Results from the central bank's special coronavirus stress tests, released on Friday, showed "a pass for all of the tested banks and a welcomed green light for capital returns," Susan Roth Katzke, an analyst at Credit Suisse Group AG, wrote in a note to clients. She called the buyback approval "an affirmation of balance-sheet strength and the efficacy of the existing regulatory framework."

Policy makers found that Wall Street navigated the COVID-19 turbulence well, and has adequate capital to weather an extended economic downturn caused by the virus. 

In June, the Fed put temporary caps on shareholder payouts by the biggest banks, prohibiting them from buying back their own stocks or increasing dividend payments.

JPMorgan and Morgan Stanley said they plan to resume buybacks starting next quarter. Citigroup Inc. and Goldman Sachs said they also intend to resume purchases next year, while Bank of America Corp. 

Chief Executive Officer Brian Moynihan has said the firm plans to buy back stock "as soon as we're allowed to".

Based on the new distribution policy, the six biggest U.S. banks could buy back as much as $11 billion of shares in the first quarter, assuming fourth-quarter earnings come in at the levels analysts estimate. That would roughly triple their shareholder payouts.

Wall Street banks have been largely on the sidelines during this year's stock market rally, hard-hit by the pandemic-induced economic slump and persistently low interest rates as they've eagerly awaited permission to boost capital distributions.

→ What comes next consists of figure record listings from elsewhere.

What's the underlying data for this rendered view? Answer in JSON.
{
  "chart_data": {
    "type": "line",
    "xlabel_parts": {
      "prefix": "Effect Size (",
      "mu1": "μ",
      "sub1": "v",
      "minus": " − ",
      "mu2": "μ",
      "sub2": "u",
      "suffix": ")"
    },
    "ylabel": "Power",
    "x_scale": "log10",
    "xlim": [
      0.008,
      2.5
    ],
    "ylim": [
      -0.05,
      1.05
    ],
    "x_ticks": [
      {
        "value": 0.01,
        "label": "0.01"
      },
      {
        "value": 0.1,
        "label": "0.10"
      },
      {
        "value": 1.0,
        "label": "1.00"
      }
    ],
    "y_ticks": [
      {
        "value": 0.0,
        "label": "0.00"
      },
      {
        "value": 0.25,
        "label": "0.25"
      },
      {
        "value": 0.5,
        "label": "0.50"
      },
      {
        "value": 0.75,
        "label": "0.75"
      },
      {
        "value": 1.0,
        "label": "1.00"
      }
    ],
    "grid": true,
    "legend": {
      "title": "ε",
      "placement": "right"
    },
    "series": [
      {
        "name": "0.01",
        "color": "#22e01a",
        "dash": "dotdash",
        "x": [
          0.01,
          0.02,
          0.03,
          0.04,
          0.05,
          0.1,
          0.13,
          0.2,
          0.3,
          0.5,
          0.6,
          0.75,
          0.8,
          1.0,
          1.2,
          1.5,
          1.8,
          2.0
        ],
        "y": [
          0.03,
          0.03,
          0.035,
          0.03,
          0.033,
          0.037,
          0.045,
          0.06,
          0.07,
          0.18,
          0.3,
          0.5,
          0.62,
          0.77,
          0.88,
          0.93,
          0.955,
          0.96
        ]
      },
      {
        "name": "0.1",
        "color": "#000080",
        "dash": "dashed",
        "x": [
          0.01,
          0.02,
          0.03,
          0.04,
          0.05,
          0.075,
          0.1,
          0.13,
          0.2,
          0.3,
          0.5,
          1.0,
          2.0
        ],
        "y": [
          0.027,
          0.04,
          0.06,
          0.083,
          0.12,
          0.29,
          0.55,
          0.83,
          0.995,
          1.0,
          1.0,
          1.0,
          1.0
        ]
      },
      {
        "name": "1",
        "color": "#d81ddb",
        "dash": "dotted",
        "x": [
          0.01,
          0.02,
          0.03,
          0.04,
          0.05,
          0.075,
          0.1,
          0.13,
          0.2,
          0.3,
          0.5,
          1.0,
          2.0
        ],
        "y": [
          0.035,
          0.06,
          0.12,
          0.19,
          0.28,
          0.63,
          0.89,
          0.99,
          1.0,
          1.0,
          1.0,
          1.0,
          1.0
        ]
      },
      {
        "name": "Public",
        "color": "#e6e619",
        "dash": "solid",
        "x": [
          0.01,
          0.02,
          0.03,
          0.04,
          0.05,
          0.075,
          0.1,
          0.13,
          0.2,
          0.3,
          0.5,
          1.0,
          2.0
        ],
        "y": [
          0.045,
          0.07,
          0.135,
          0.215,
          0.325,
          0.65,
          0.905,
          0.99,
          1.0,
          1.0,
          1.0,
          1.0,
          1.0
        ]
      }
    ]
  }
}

Even as buybacks resume, dividends will remain unchanged through March, capped at whatever each bank returned in this year's second quarter. The Fed said banks' payouts to shareholders in the first quarter of next year can't exceed their average quarterly income for 2020.

The banks currently distribute about 30 percent of their profit to shareholders through dividends. The buybacks can bring total payouts to 100 percent of banks' average net income over the previous four quarters.